- A Lightsource BP propõe integrar pastoreio e práticas agro-ecológicas na central fotovoltaica Sophia, na Beira Baixa, para acompanhar a produção de energia com uso agrícola do solo.
- A iniciativa resulta de uma parceria com Animob e Bioinsight & Ecoa, incluindo pastoreio rotativo e uma plataforma para ligar produtores e proprietários de terrenos.
- O objetivo é desenvolver um Plano Estratégico de Integração Agro-ecológica para reduzir intervenções mecânicas e promover regeneração do solo, biodiversidade e oportunidades económicas ligadas à agro-pecuária.
- A Plataforma de Defesa do Parque Natural do Tejo Internacional discorda, afirmando que a medida não resolve os problemas centrais do megaprojeto e mantêm dúvidas sobre impactos ambientais e a compatibilidade com a paisagem.
- Relatórios da Agência Portuguesa do Ambiente indicam impactos negativos significativos na paisagem e no uso do solo, e a central Sophia continua em fase de reformulação, com controvérsia sobre efeitos a longo prazo e índices de biodiversidade.
A Lightsource BP quer integrar pastoreio e práticas agro-ecológicas no projeto da central fotovoltaica Sophia, na Beira Baixa. A empresa afirma que a solução pode combinar produção de energia com uso agrícola do solo, em parceria com Animob e Bioinsight & Ecoa. O anúncio surge numa fase de reformulação do megaprojecto.
A Plataforma de Defesa do Parque Natural do Tejo Internacional contesta a medida, argumentando que a alteração não resolve os problemas centrais do empreendimento. O movimento social diz que os relatórios da APA já apontavam impactos significativos na paisagem e no uso do solo.

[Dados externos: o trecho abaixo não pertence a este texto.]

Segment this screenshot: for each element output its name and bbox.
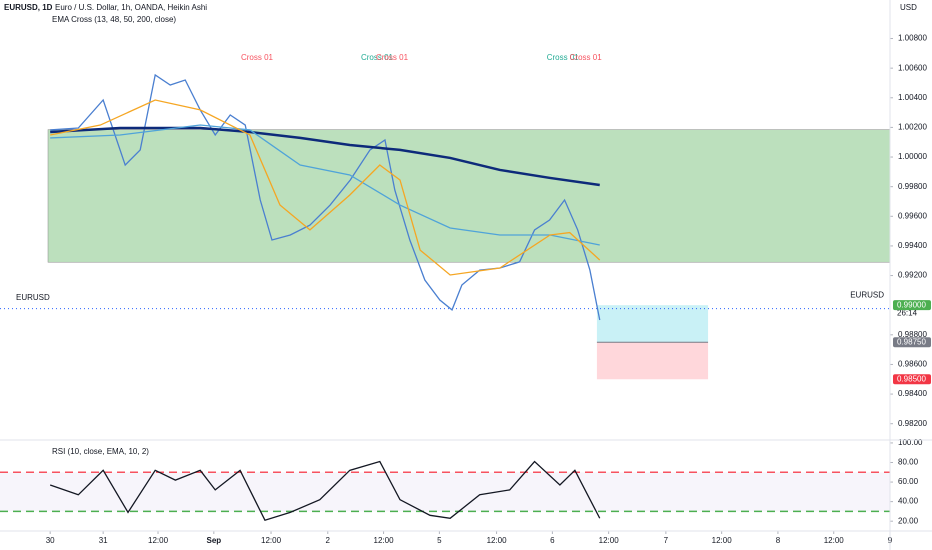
x-tick-label: 12:00 [487, 536, 508, 545]
price-tag [893, 300, 931, 311]
rsi-title: RSI (10, close, EMA, 10, 2) [52, 447, 149, 456]
y-tick-label: 20.00 [898, 516, 919, 525]
cross-label: Cross 01 [547, 53, 580, 62]
y-tick-label: 0.98600 [898, 360, 927, 369]
y-tick-label: 0.99200 [898, 271, 927, 280]
x-tick-label: 12:00 [148, 536, 169, 545]
series-line [50, 124, 600, 246]
series-line [49, 460, 601, 522]
y-tick-label: 1.00600 [898, 63, 927, 72]
x-tick-label: 30 [46, 536, 55, 545]
x-tick-label: 31 [99, 536, 108, 545]
x-tick-label: 8 [776, 536, 781, 545]
series-line [50, 99, 601, 276]
y-tick-label: 100.00 [898, 438, 923, 447]
y-tick-label: 0.98200 [898, 419, 927, 428]
x-tick-label: 12:00 [261, 536, 282, 545]
symbol-title: EURUSD, 1D [4, 3, 53, 12]
left-label: EURUSD [16, 293, 50, 302]
x-tick-label: 12:00 [374, 536, 395, 545]
rsi-band [0, 472, 890, 512]
price-tag-label: 0.98750 [897, 337, 926, 346]
price-tag [893, 374, 931, 385]
cross-label: Cross 01 [241, 53, 274, 62]
y-tick-label: 0.99800 [898, 182, 927, 191]
y-tick-label: 80.00 [898, 458, 919, 467]
x-tick-label: Sep [206, 536, 221, 545]
cross-label: Cross 01 [570, 53, 603, 62]
y-tick-label: 1.00800 [898, 34, 927, 43]
cross-label: Cross 01 [361, 53, 394, 62]
zone [47, 129, 891, 263]
x-tick-label: 2 [326, 536, 331, 545]
layer: 0.9897726:14EURUSD1.008001.006001.004001… [0, 34, 931, 545]
y-tick-label: 1.00200 [898, 123, 927, 132]
price-tag-label: 0.98500 [897, 374, 926, 383]
y-tick-label: 1.00400 [898, 93, 927, 102]
countdown: 26:14 [897, 309, 918, 318]
indicator-title: EMA Cross (13, 48, 50, 200, close) [52, 15, 176, 24]
y-tick-label: 0.98800 [898, 330, 927, 339]
stop-box [596, 342, 709, 380]
x-tick-label: 5 [437, 536, 442, 545]
y-tick-label: 1.00000 [898, 152, 927, 161]
y-tick-label: 0.99400 [898, 241, 927, 250]
x-tick-label: 12:00 [599, 536, 620, 545]
y-tick-label: 40.00 [898, 497, 919, 506]
price-tag [893, 337, 931, 348]
price-tag-label: 0.99000 [897, 300, 926, 309]
y-tick-label: 0.99600 [898, 211, 927, 220]
x-tick-label: 12:00 [712, 536, 733, 545]
x-tick-label: 6 [550, 536, 555, 545]
x-tick-label: 12:00 [824, 536, 845, 545]
symbol-subtitle: Euro / U.S. Dollar, 1h, OANDA, Heikin As… [55, 3, 207, 12]
x-tick-label: 7 [664, 536, 669, 545]
y-tick-label: 60.00 [898, 477, 919, 486]
symbol-label: EURUSD [850, 291, 884, 300]
y-tick-label: 0.98400 [898, 389, 927, 398]
target-box [596, 305, 709, 343]
cross-label: Cross 01 [376, 53, 409, 62]
unit: USD [900, 3, 917, 12]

Miguel Lobo, responsável pela Lightsource BP em Portugal, ressalta que o objetivo é adaptar os projectos ao território e criar valor local, mantendo a ligação às comunidades. A empresa destaca uma plataforma para ligar produtores pecuários e proprietários de terreno.
Parcerias e proposta agro-ecológica
O modelo de pastoreio rotativo envolve a mobilidade de rebanhos e prevê um Plano Estratégico de Integração Agro-ecológica para integrar a central solar no território. A ideia é gerir a vegetação de forma mais eficiente, reduzindo intervenções mecânicas.
João Xavier, fundador da Animob, diz que o modelo pode regenerar solos e diversificar atividades económicas ligadas à agro-pecuária. A Lightsource BP sublinha que o projeto pode beneficiar a cadeia de valor agro-industrial associada ao pastoreio, incluindo leite e produção de queijos locais.
Impactos ambientais e controvérsia
A APA identifica impactos negativos significativos na paisagem e no uso do solo nos concelhos de Idanha-a-Nova, Penamacor e Fundão. A plataforma ambientalista e o movimento cívico continuam a exigir dados independentes de longo prazo sobre efeitos ecológicos e impactos cumulativos.
A Quercus já destacou que a área de implantação envolve montados, zonas abertas e habitats de espécies protegidas, o que aumenta a controvérsia pública. O debate mantém-se enquanto a central Sophia permanece em fase de reformulação.